Investors have started to examine the scale of capital going into AI infrastructure. Meta and Microsoft have reported rising costs tied to AI development, and that has brought sharp swings in some of the highest-performing names of the year.

Apple does not have the same exposure because it is not tied to the same level of spending, and it has large cash reserves on its balance sheet.

Brian Mulberry of Zacks Investment Management said the appeal is that Apple is still seen as a tech company, but does not have to prove the return on the spending that others are making.

Capital spending comparisons draw attention

The plan described by analysts is that Apple can incorporate AI features by using models built by other firms, bringing those capabilities to millions of device users without committing to the scale of internal development pursued by its peers.

Brian Pollak of Evercore said Apple has the least AI spending exposure among the group often called the “Mag 7,” while still being in position to benefit if demand for AI-driven features grows.

In the current fiscal year that runs through September 2026, Apple is projected to spend about $14 billion in capital expenditures.

In comparison, Microsoft is set to spend more than $94 billion in its fiscal year ending in June, and Meta, which is about half Apple’s size, plans to spend more than $70 billion in 2025. Those figures have shaped market reactions throughout the year.

Stock performance has reflected that difference. In a year defined by AI-led rallies, Apple has gained 7.6%, making it the lowest performer among the Magnificent 7.

Alphabet has risen 53%, and Nvidia has increased 48%, while both the S&P 500 and the Nasdaq 100 have also recorded stronger gains. However, when concern about the level of AI spending rose last week and tech stocks declined, Apple moved differently.

It finished the week almost unchanged while others fell sharply. Over the second half of the year, Apple shares have risen 31%, exceeding the returns of major indexes and many of its tech peers.

Brian Pollak noted that the company has strong cash flow and a strong balance sheet, which helps it act defensively relative to companies that have committed to larger AI spending. On Monday, the difference was visible again.

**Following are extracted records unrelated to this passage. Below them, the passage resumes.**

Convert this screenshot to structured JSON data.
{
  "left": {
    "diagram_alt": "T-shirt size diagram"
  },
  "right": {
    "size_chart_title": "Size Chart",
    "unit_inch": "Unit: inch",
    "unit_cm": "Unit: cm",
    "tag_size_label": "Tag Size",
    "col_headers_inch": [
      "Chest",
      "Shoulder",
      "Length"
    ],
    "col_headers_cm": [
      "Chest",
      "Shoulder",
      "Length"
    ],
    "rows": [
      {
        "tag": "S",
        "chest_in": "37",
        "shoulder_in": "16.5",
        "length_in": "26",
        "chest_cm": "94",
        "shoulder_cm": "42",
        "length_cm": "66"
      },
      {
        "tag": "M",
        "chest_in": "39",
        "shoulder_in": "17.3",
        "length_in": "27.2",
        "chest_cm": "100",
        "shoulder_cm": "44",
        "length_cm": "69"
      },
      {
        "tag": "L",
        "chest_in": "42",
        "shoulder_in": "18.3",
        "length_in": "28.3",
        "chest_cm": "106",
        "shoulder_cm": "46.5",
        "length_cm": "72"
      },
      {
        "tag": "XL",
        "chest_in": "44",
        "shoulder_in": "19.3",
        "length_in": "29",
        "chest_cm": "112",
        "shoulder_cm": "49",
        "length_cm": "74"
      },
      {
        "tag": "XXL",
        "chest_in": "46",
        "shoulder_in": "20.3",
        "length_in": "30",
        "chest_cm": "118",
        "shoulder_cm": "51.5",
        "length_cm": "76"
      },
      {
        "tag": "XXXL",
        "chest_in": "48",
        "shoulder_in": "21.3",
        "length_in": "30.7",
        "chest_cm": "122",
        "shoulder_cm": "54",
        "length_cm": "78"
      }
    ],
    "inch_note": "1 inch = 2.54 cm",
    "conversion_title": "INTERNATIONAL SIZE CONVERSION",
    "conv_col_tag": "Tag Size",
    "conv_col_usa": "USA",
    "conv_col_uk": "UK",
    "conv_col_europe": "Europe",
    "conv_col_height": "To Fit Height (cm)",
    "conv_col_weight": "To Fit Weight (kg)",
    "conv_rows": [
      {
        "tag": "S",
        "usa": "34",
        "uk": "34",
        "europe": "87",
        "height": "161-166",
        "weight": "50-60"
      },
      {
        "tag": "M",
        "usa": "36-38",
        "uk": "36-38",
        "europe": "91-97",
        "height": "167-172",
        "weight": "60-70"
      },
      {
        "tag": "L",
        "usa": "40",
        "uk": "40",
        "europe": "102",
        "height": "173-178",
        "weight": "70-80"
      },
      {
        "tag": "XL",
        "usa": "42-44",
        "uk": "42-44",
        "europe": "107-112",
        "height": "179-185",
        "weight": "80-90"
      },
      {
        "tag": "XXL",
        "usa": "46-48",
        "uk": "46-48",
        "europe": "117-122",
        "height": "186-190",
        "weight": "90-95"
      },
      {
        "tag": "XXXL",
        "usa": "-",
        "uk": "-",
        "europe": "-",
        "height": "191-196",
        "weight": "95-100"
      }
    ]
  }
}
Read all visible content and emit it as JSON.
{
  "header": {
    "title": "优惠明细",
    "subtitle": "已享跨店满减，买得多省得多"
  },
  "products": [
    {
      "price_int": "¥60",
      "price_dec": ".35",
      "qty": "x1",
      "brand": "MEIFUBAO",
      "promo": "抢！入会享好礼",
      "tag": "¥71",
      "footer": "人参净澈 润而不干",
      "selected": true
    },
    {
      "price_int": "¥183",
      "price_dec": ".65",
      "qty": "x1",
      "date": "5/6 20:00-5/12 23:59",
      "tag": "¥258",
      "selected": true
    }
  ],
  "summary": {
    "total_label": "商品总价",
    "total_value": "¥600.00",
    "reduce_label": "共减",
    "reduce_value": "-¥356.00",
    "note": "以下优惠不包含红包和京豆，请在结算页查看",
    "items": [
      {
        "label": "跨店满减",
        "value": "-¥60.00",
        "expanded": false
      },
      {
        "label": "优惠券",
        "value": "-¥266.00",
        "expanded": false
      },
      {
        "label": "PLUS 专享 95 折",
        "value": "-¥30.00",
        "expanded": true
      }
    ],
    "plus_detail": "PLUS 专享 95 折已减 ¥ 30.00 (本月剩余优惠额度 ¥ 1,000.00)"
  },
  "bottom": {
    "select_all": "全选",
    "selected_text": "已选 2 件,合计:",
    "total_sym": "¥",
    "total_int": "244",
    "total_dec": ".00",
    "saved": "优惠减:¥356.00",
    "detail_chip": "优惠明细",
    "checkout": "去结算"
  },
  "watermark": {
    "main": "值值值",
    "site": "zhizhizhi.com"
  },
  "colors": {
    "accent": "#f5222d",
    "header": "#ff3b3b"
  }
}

AI-linked stocks rose on optimism tied to the end of the U.S. government shutdown under President Donald Trump, while Apple traded sideways due to concern over reported delays to next year’s iPhone Air model.

Investors look for returns while AI valuations rise

As spending expands, some investors have raised concerns about whether current valuations can be supported. Mark Grant of Colliers Securities said momentum has slowed and that there is less willingness to buy dips in AI-related names, stating that valuations have become difficult to justify.

The market response to recent earnings results showed the split. Apple shares rose almost 3% after its latest report, even though revenue in China fell.

In contrast, Meta and Microsoft shares declined after releasing guidance that reflected the impact of continued spending.

On October 30, Meta dropped more than 11%, which was its largest single-day fall in three years, after Mark Zuckerberg stressed the need to continue increased AI investment.

There is still confidence in long-term demand for AI infrastructure, though. Bank of America analyst Vivek Arya said skepticism about AI spending is understandable but could also prevent excessive positioning in the space.

He wrote that recent declines were influenced by external events, such as the government shutdown, while underlying demand remained firm.

That has raised questions about the role Apple will play going forward. Vikram Rai of First New York argued that Apple is not acting as a hedge against AI but is instead a lagging stock that may not generate strong outperformance for portfolios seeking higher returns.

Meanwhile, SoftBank sold its entire stake in Nvidia, receiving $5.8 billion as Masayoshi Son plans new investments aimed at building influence in artificial intelligence.

Nvidia was among the weaker performers in premarket trading compared with the rest of the Magnificent 7 on Tuesday.